House Republicans have jumped on news that some 3.5 million Americans' health plans could be canceled due to new Obamacare rules. (The Washington Post)


Here's how Obama plans to un-cancel insurance policies.

Washington state's insurance commissioner declined to make the insurance fix.

The White House threatened to veto the Upton bill.

Sen. Ted Cruz (R-Tex.) said his push to defund Obamacare was "absolutely" worth it, even given the government shutdown.

Liz Cheney (R) fights the carpetbagger label in her first Wyoming Senate ad.

Sen. John Cornyn (R-Tex.) kicks off his campaign today with an assist from Gov. Rick Perry (R).

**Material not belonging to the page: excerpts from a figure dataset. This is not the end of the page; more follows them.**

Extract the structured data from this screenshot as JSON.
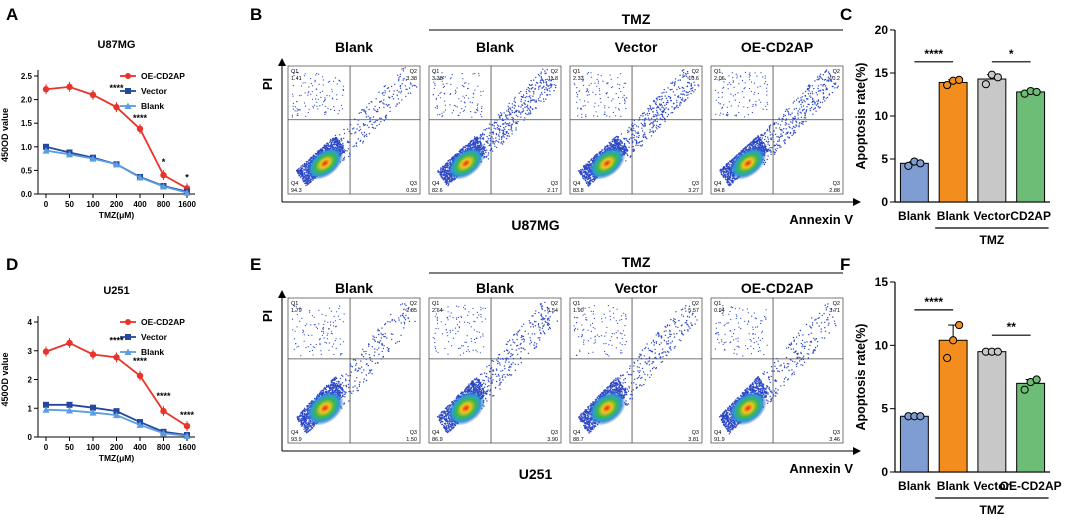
{
  "panel_letters": [
    "A",
    "B",
    "C",
    "D",
    "E",
    "F"
  ],
  "colors": {
    "oe": "#e8342a",
    "vector": "#2447a0",
    "blank": "#5a9de0",
    "bar_blank": "#7f9dd3",
    "bar_tmz": "#f28d1e",
    "bar_vector": "#c8c8c8",
    "bar_cd2ap": "#6dbd76"
  },
  "chart_data": [
    {
      "panel": "A",
      "type": "line",
      "title": "U87MG",
      "ylabel": "450OD value",
      "xlabel": "TMZ(μM)",
      "categories": [
        "0",
        "50",
        "100",
        "200",
        "400",
        "800",
        "1600"
      ],
      "yticks": [
        "0.0",
        "0.5",
        "1.0",
        "1.5",
        "2.0",
        "2.5"
      ],
      "ylim": [
        0,
        2.5
      ],
      "series": [
        {
          "name": "OE-CD2AP",
          "values": [
            2.22,
            2.27,
            2.1,
            1.84,
            1.38,
            0.4,
            0.12
          ]
        },
        {
          "name": "Vector",
          "values": [
            1.0,
            0.88,
            0.77,
            0.63,
            0.36,
            0.17,
            0.05
          ]
        },
        {
          "name": "Blank",
          "values": [
            0.92,
            0.84,
            0.75,
            0.63,
            0.35,
            0.16,
            0.03
          ]
        }
      ],
      "annotations": [
        "****",
        "****",
        "*",
        "*"
      ]
    },
    {
      "panel": "D",
      "type": "line",
      "title": "U251",
      "ylabel": "450OD value",
      "xlabel": "TMZ(μM)",
      "categories": [
        "0",
        "50",
        "100",
        "200",
        "400",
        "800",
        "1600"
      ],
      "yticks": [
        "0",
        "1",
        "2",
        "3",
        "4"
      ],
      "ylim": [
        0,
        4
      ],
      "series": [
        {
          "name": "OE-CD2AP",
          "values": [
            2.97,
            3.27,
            2.87,
            2.77,
            2.13,
            0.9,
            0.38
          ]
        },
        {
          "name": "Vector",
          "values": [
            1.12,
            1.12,
            1.02,
            0.9,
            0.52,
            0.18,
            0.07
          ]
        },
        {
          "name": "Blank",
          "values": [
            0.95,
            0.92,
            0.85,
            0.76,
            0.42,
            0.13,
            0.04
          ]
        }
      ],
      "annotations": [
        "****",
        "****",
        "****",
        "****"
      ]
    },
    {
      "panel": "C",
      "type": "bar",
      "ylabel": "Apoptosis rate(%)",
      "categories": [
        "Blank",
        "Blank",
        "Vector",
        "CD2AP"
      ],
      "group_label": "TMZ",
      "yticks": [
        "0",
        "5",
        "10",
        "15",
        "20"
      ],
      "ylim": [
        0,
        20
      ],
      "values": [
        4.5,
        13.9,
        14.3,
        12.8
      ],
      "points": [
        [
          4.2,
          4.7,
          4.5
        ],
        [
          13.6,
          14.1,
          14.2
        ],
        [
          13.7,
          14.8,
          14.5
        ],
        [
          12.6,
          12.9,
          12.8
        ]
      ],
      "significance": [
        "****",
        "*"
      ]
    },
    {
      "panel": "F",
      "type": "bar",
      "ylabel": "Apoptosis rate(%)",
      "categories": [
        "Blank",
        "Blank",
        "Vector",
        "OE-CD2AP"
      ],
      "group_label": "TMZ",
      "yticks": [
        "0",
        "5",
        "10",
        "15"
      ],
      "ylim": [
        0,
        15
      ],
      "values": [
        4.4,
        10.4,
        9.5,
        7.0
      ],
      "points": [
        [
          4.4,
          4.4,
          4.4
        ],
        [
          9.0,
          10.4,
          11.6
        ],
        [
          9.5,
          9.5,
          9.5
        ],
        [
          6.5,
          7.1,
          7.3
        ]
      ],
      "significance": [
        "****",
        "**"
      ]
    },
    {
      "panel": "B",
      "type": "scatter",
      "cell_line": "U87MG",
      "x_axis": "Annexin V",
      "y_axis": "PI",
      "treatment": "TMZ",
      "plots": [
        {
          "label": "Blank",
          "quadrants": {
            "q1": "1.41",
            "q2": "3.38",
            "q3": "0.93",
            "q4": "94.3"
          }
        },
        {
          "label": "Blank",
          "quadrants": {
            "q1": "3.38",
            "q2": "11.8",
            "q3": "2.17",
            "q4": "82.6"
          }
        },
        {
          "label": "Vector",
          "quadrants": {
            "q1": "2.33",
            "q2": "10.6",
            "q3": "3.27",
            "q4": "83.8"
          }
        },
        {
          "label": "OE-CD2AP",
          "quadrants": {
            "q1": "2.06",
            "q2": "10.2",
            "q3": "2.88",
            "q4": "84.8"
          }
        }
      ]
    },
    {
      "panel": "E",
      "type": "scatter",
      "cell_line": "U251",
      "x_axis": "Annexin V",
      "y_axis": "PI",
      "treatment": "TMZ",
      "plots": [
        {
          "label": "Blank",
          "quadrants": {
            "q1": "1.79",
            "q2": "2.85",
            "q3": "1.50",
            "q4": "93.9"
          }
        },
        {
          "label": "Blank",
          "quadrants": {
            "q1": "2.64",
            "q2": "6.54",
            "q3": "3.90",
            "q4": "86.9"
          }
        },
        {
          "label": "Vector",
          "quadrants": {
            "q1": "1.90",
            "q2": "5.57",
            "q3": "3.81",
            "q4": "88.7"
          }
        },
        {
          "label": "OE-CD2AP",
          "quadrants": {
            "q1": "0.94",
            "q2": "3.71",
            "q3": "3.46",
            "q4": "91.9"
          }
        }
      ]
    }
  ]
}
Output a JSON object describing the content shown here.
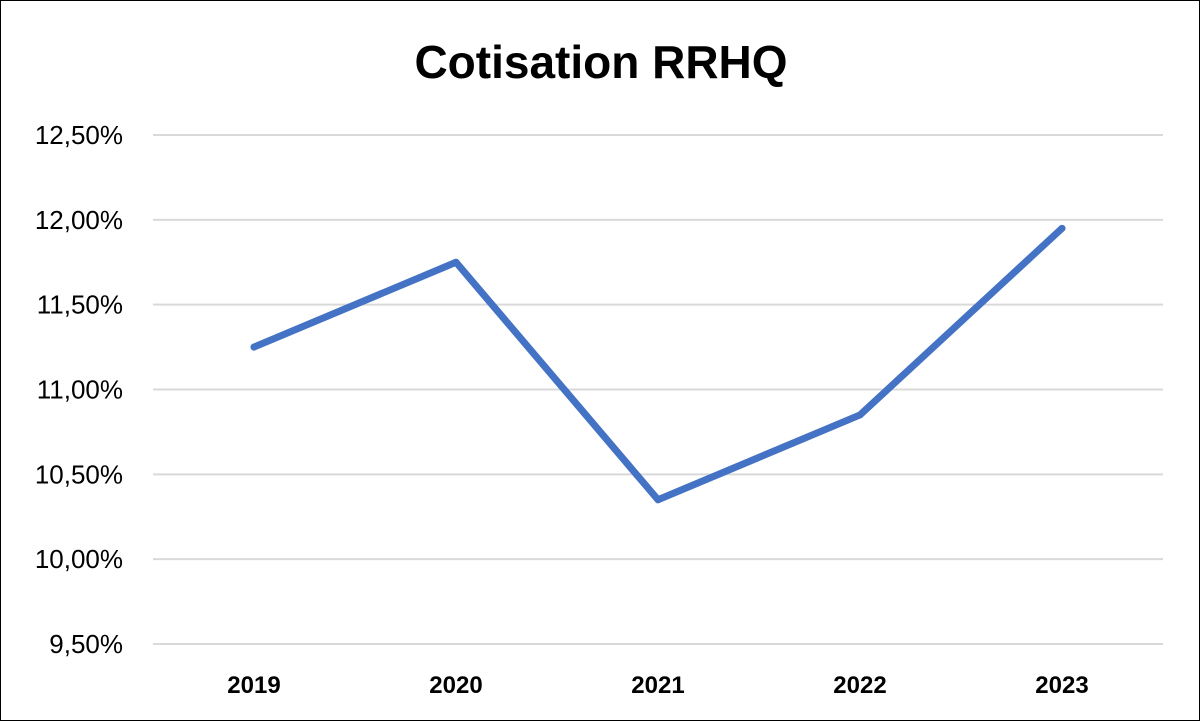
{
  "chart_data": {
    "type": "line",
    "title": "Cotisation RRHQ",
    "xlabel": "",
    "ylabel": "",
    "categories": [
      "2019",
      "2020",
      "2021",
      "2022",
      "2023"
    ],
    "series": [
      {
        "values": [
          11.25,
          11.75,
          10.35,
          10.85,
          11.95
        ],
        "color": "#4472c4"
      }
    ],
    "ylim": [
      9.5,
      12.5
    ],
    "yticks": [
      {
        "value": 12.5,
        "label": "12,50%"
      },
      {
        "value": 12.0,
        "label": "12,00%"
      },
      {
        "value": 11.5,
        "label": "11,50%"
      },
      {
        "value": 11.0,
        "label": "11,00%"
      },
      {
        "value": 10.5,
        "label": "10,50%"
      },
      {
        "value": 10.0,
        "label": "10,00%"
      },
      {
        "value": 9.5,
        "label": "9,50%"
      }
    ],
    "grid": true,
    "legend": "none"
  }
}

Sarah Palin apologized for suggesting Pope Francis might be adopting liberal positions.


"Health-care law’s problems test loyalty of Democrats in Congress" -- Paul Kane and Jackie Kucinich, Washington Post

Correction: An earlier version of this report incorrectly characterized the Sept. 28 House vote on the ACA. We've also added to the list of Democrats cosponsoring the Upton bill.